Se Lulinha tiver cometido qualquer crime, isso deve ser investigado e punido na forma da lei — e isso nada tem a ver com o presidente Luiz Inácio Lula da Silva, que sempre afirmou que quem erra deve responder por seus atos e jamais interferiu para impedir investigações da Polícia Federal. No Estado de Direito, ninguém pode ser responsabilizado por atos de terceiros, nem mesmo de familiares. A diferença é evidente quando se compara com Jair Bolsonaro, que não apenas buscou blindar politicamente seus filhos — como Flávio Bolsonaro — diante de denúncias graves, como também responde ele próprio a acusações sérias. E há um ponto central: Lulinha nunca exerceu mandato nem ocupou cargo público, ao passo que a família Bolsonaro transformou a política em um projeto familiar de poder, com múltiplos integrantes exercendo mandatos simultaneamente, controlando estruturas de influência e misturando interesses privados com funções públicas — o que torna qualquer suspeita ainda mais grave, porque envolve diretamente o uso da máquina do Estado e a confiança depositada pelo eleitorado.
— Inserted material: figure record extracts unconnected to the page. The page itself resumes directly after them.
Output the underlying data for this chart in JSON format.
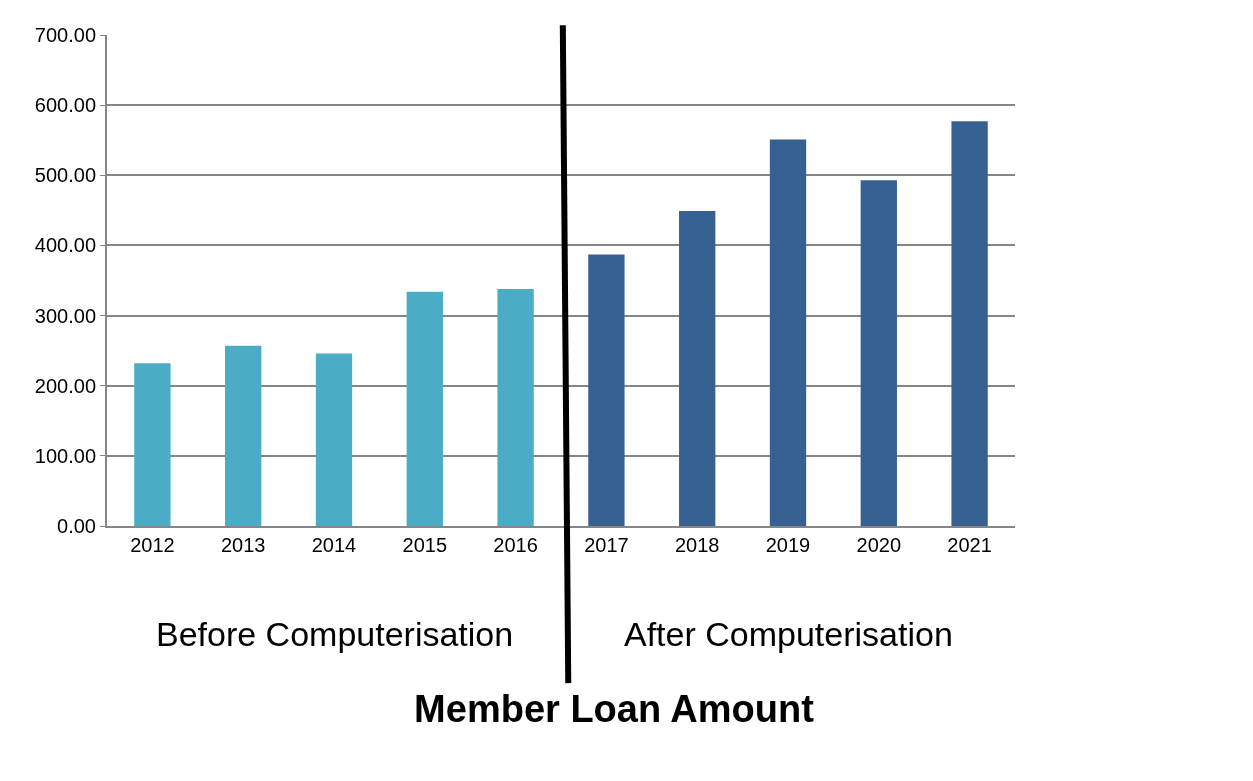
{
  "chart_data": {
    "type": "bar",
    "title": "Member Loan Amount",
    "categories": [
      "2012",
      "2013",
      "2014",
      "2015",
      "2016",
      "2017",
      "2018",
      "2019",
      "2020",
      "2021"
    ],
    "values": [
      232,
      257,
      246,
      334,
      338,
      387,
      449,
      551,
      493,
      577
    ],
    "colors": [
      "#4bacc6",
      "#4bacc6",
      "#4bacc6",
      "#4bacc6",
      "#4bacc6",
      "#376092",
      "#376092",
      "#376092",
      "#376092",
      "#376092"
    ],
    "ylim": [
      0,
      700
    ],
    "yticks": [
      {
        "value": 0,
        "label": "0.00"
      },
      {
        "value": 100,
        "label": "100.00"
      },
      {
        "value": 200,
        "label": "200.00"
      },
      {
        "value": 300,
        "label": "300.00"
      },
      {
        "value": 400,
        "label": "400.00"
      },
      {
        "value": 500,
        "label": "500.00"
      },
      {
        "value": 600,
        "label": "600.00"
      },
      {
        "value": 700,
        "label": "700.00"
      }
    ],
    "grid": "y",
    "annotations": [
      "Before Computerisation",
      "After Computerisation"
    ]
  }
}
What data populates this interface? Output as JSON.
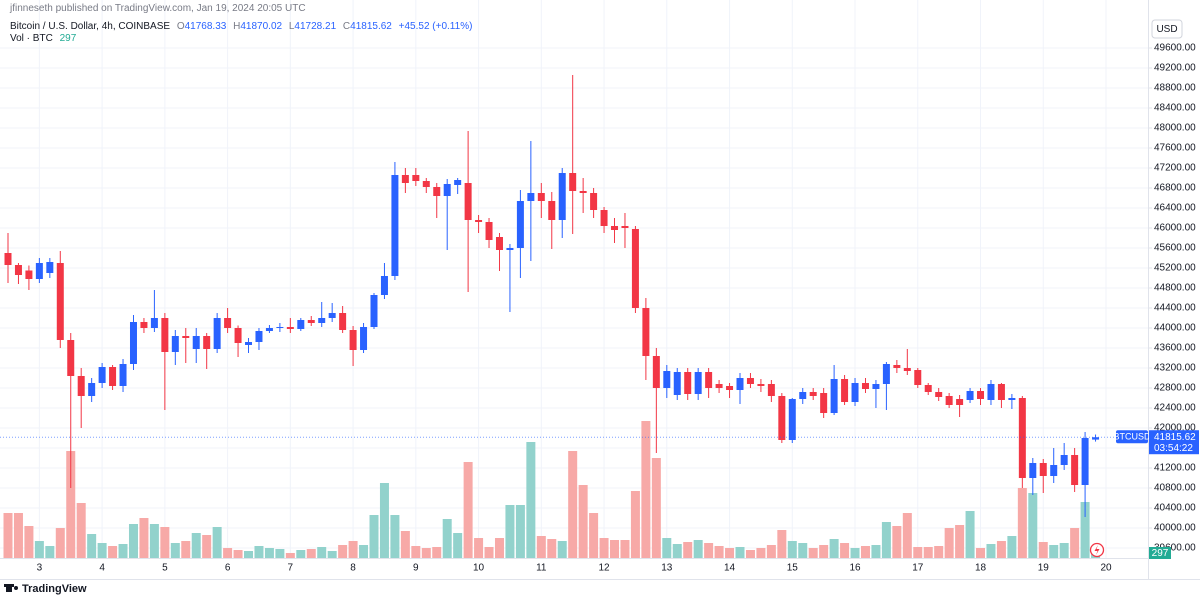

A mídia também escolhe intensidade. Em 2018, durante a Lava Jato, o nome de Lula era repetido diariamente em capas e plantões. A eleição ocorreu sob bombardeio narrativo para tirar Lula definitivamente do jogo eleitoral. Posteriormente, o STF anulou as condenações por ausência de provas e reconheceu parcialidade e a incompetência do juízo. O efeito político permaneceu. Hoje, qualquer menção indireta a Lula dispara manchetes. Já episódios envolvendo Bolsonaro e seu círculo perdem força rapidamente. A cobertura existe, mas não cria o mesmo cerco, não mantém clima de condenação contínua. É escolha editorial. Em ano eleitoral, escolha editorial é ato político. Manchetes constroem clima. Repetição cria convicção. Silêncio constrói esquecimento. Uma democracia que aceita indignação seletiva como regra não está apenas falhando em punir crimes. Está, na verdade, permitindo que a Justiça seja instrumentalizada pelo ritmo das manchetes, que interesses políticos ditem processos e que a memória pública seja manipulada. E vale lembrar que os donos dos veículos de comunicação fazem parte da elite, dos chamados mercados, da Faria Lima, ou seja, são contra o pobre.
Se o Brasil continuar aceitando indignação seletiva, estará deixando claro que justiça aqui não é cega, é partidária. Que o sobrenome define a força da investigação. Que manchetes jornalísticas decidem mais que tribunais. Que proteção política vale mais que lei. E, nesse padrão, corrupção, manipulação e impunidade não são exceção: são regra.